Integrated platforms, however, are expanding at a 13.74% CAGR as operators look to standardize data ingestion, model management, and application orchestration. SLB's Lumi and Baker Hughes' Cordant(TM) suites typify multi-domain environments that embed large language models, computer-vision pipelines, and physics-informed simulators. The trend suggests a future transition from labor-intensive deployments to configurable platforms that scale enterprise-wide, a key inflection for the AI in oil and gas market.
The AI in Oil and Gas Market Report is Segmented by Operation (Upstream, Midstream, and Downstream), Solution Type (Platform and Services), Asset Location (Onshore and Offshore), Application (Quality Control, Production Optimisation, and More), AI Technique (Machine Learning, Deep Learning, and More), Deployment Mode (Cloud, On-Premises, and Edge), and Geography. The Market Forecasts are Provided in Terms of Value (USD).
North America held 35.95% of 2025 revenue, anchored by prolific shale developments and wide adoption of automated rigs, predictive-maintenance suites, and methane-leak analytics. Companies such as ExxonMobil, Chevron, and Pioneer Natural Resources run cloud-native subsurface workflows at petabyte scale, supported by mature fiber and 5G backbones. Government stimulation packages for infrastructure modernization further underpin digital uptake, while a thriving startup ecosystem accelerates tool creation for AI in the oil and gas market.

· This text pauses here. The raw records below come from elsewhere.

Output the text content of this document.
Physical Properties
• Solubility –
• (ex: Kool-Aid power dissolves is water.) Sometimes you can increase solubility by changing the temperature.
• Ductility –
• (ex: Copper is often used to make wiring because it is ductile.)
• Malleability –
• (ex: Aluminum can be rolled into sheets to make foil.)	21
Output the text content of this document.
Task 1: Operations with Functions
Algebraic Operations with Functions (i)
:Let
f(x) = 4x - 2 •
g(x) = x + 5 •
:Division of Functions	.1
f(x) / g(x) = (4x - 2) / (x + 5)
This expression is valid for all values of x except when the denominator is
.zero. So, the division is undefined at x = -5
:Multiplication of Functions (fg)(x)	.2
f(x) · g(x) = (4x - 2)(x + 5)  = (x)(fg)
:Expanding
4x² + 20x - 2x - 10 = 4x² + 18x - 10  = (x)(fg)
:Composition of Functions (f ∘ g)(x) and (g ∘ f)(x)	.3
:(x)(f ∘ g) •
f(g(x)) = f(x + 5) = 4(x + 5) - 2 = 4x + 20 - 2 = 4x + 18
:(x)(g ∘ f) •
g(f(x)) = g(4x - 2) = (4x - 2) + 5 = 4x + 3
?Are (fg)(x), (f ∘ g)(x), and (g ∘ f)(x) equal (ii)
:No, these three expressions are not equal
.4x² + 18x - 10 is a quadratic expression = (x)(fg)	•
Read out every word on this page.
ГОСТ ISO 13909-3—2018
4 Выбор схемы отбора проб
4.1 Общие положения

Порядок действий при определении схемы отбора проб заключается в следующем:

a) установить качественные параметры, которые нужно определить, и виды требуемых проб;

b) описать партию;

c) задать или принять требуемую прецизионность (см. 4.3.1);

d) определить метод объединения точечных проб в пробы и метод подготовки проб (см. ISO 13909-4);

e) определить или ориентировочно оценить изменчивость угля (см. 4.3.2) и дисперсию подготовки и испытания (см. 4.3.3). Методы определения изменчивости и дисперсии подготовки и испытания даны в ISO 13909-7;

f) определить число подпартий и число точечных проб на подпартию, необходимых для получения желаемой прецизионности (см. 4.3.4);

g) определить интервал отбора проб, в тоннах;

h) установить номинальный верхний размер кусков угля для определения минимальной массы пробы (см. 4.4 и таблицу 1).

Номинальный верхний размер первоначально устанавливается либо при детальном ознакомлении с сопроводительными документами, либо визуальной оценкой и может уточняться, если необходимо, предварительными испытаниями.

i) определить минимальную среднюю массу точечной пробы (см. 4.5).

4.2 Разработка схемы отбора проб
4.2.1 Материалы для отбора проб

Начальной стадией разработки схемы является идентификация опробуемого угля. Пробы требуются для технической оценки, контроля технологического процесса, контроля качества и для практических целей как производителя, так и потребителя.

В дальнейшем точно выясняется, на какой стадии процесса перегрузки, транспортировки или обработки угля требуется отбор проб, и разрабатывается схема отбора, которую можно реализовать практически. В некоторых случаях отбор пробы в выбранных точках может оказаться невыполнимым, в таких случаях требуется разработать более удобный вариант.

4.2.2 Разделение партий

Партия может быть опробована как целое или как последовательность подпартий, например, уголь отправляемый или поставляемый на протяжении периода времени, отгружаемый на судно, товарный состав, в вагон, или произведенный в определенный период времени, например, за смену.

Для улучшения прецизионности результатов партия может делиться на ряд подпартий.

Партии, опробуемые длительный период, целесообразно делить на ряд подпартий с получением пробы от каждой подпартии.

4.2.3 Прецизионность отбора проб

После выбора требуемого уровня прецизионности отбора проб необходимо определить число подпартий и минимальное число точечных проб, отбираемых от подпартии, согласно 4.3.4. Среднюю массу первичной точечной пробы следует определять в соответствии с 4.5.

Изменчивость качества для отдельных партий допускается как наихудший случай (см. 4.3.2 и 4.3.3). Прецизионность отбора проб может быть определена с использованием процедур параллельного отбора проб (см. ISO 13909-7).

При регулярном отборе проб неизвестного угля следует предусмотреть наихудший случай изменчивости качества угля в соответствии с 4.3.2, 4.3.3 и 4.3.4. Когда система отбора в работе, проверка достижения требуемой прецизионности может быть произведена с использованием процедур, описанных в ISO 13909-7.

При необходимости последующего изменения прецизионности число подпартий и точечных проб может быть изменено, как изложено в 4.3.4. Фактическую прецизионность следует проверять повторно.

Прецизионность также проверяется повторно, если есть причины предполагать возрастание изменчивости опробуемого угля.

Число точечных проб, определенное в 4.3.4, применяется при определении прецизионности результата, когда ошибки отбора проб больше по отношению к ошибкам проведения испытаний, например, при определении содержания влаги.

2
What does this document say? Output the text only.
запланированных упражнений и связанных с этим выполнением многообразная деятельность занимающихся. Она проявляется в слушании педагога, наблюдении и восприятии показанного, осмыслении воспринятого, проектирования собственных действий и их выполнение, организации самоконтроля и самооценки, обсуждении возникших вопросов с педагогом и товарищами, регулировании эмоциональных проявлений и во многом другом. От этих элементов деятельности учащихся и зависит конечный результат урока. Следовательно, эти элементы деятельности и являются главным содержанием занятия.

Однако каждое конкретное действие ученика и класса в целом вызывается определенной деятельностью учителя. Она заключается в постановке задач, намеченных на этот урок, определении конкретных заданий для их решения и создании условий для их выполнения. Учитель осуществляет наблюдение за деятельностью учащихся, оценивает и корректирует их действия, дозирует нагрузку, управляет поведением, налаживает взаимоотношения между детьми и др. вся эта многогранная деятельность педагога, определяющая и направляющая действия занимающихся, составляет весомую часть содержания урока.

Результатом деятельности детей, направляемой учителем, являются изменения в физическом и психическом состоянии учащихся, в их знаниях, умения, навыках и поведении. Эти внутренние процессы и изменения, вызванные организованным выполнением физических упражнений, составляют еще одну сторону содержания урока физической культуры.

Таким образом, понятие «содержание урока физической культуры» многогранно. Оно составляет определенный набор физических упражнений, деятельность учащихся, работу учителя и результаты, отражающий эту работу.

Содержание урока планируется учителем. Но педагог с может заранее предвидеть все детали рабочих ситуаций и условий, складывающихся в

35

Europe maintains a technologically advanced yet smaller share, with North Sea operators focusing on offshore robotics and CCS monitoring. Regulations on carbon intensity and methane emissions propel AI-enabled environmental compliance, particularly in Norway and the Netherlands. Cross-sector collaboration on open data standards like OSDU fosters interoperability, reducing integration friction across installations.
Asia-Pacific is the fastest-growing region at a 14.41% CAGR, fueled by upstream investments in India, Indonesia, and China. PTTEP's portfolio of 65 digital features and Indian refiners' predictive-maintenance pilots illustrate a regional shift toward enterprise-wide digitization. Rising LNG demand, energy-security objectives, and a swelling pool of software engineers provide structural tailwinds for AI rollout across the AI in oil and gas market.
The Middle East and Africa region leverages sovereign AI programs and megaproject budgets to scale data centers and supercomputing clusters. ADNOC's generation of USD 500 million in AI value during 2024, along with Aramco's METABRAIN LLM initiative, signals rapid capability uplift. Government mandates for economic diversification and net-zero commitments are translating into expanded funding for leak-detection, drilling automatio,n and flare-reduction analytics, strengthening regional momentum within the AI in oil and gas market.